Chinese Foreign Ministry spokesman Lu Kang at a regular press briefing said the relevant bill has disregarded the facts. He said it has grossly interfered in China’s internal affairs and violated the basic norms of international relations. “We strongly urge the US administration to immediately take effective measures to prevent this bill from being signed into law, so as to avoid damage to China-US relations and the cooperation between the two countries in important areas,” Lu said.

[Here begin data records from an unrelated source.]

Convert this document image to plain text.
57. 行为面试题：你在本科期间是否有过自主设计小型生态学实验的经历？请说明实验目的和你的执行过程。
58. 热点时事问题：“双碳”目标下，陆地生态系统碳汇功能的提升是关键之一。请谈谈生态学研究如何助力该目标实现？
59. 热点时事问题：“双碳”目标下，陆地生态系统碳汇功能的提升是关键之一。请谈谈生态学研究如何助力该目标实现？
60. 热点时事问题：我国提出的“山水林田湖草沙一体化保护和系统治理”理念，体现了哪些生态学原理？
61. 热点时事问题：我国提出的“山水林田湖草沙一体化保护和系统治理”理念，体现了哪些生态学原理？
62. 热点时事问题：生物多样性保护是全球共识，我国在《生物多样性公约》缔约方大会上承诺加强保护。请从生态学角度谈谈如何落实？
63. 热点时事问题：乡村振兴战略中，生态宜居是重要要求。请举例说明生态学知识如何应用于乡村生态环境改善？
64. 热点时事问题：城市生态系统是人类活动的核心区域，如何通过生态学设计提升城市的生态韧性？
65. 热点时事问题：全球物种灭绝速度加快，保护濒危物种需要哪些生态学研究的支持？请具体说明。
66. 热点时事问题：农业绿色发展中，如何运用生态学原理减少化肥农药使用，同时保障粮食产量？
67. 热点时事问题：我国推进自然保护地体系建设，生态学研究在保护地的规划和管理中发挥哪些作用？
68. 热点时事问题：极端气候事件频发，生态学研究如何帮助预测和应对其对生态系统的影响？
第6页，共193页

According to Asia Times, the bill – Reciprocal Access to Tibet Act of 2018 is yet to be signed by the US President Donald Trump. This bill aims to open up the isolated and repressed region to US diplomats, NGO workers, and journalists reporting on human rights abuses. Jim McGovern, the co-chair of the Tom Lantos Human Rights Commission in Congress strongly said: “If China wants its citizens and officials to continue to travel freely in the United States, then Americans, including Tibetan Americans must be able to travel freely in China, including Tibet, beginning now.”
Representative Ileana Ros-Lehtinen said the bill is a means of supporting Tibetans. “With this bill, we are sending a clear message that we will not let Beijing’s immoral, unjust and destabilizing treatment of the Tibetan people go unaddressed.” She said the United States must make Tibet a priority in our relations with Beijing.
Meanwhile, the Central Tibetan Administration (CTA), Tibet’s government-in-exile based in India’s Dharamsala has applauded the US Senate’s act. In a statement which it had released early December, the CTA said the Chinese government continues to violate the Tibetan people’s basic freedoms. “Hundreds of Tibetan prisoners of conscience are locked up in Chinese prisons where torture is endemic and have no access to any meaningful legal defence.” As per the Tibetan Review China invariably rejects applications from journalists, diplomats, political leaders and rights monitors unless they are officially invited for strictly chaperoned tours to theatrically prepared sites.
Tibet the highest region on earth has been occupied by China since 1951. This strategic move by China was described by the Tibetan people and world watchers as a ‘cultural genocide’. The Tibetan Uprising of 1959 was an attempt to overthrow the Chinese government followed by the self-exile of spiritual leader, the 14th Dalai Lama to India. Tibet is very much a sensitive issue for China and it doesn’t allow external influence.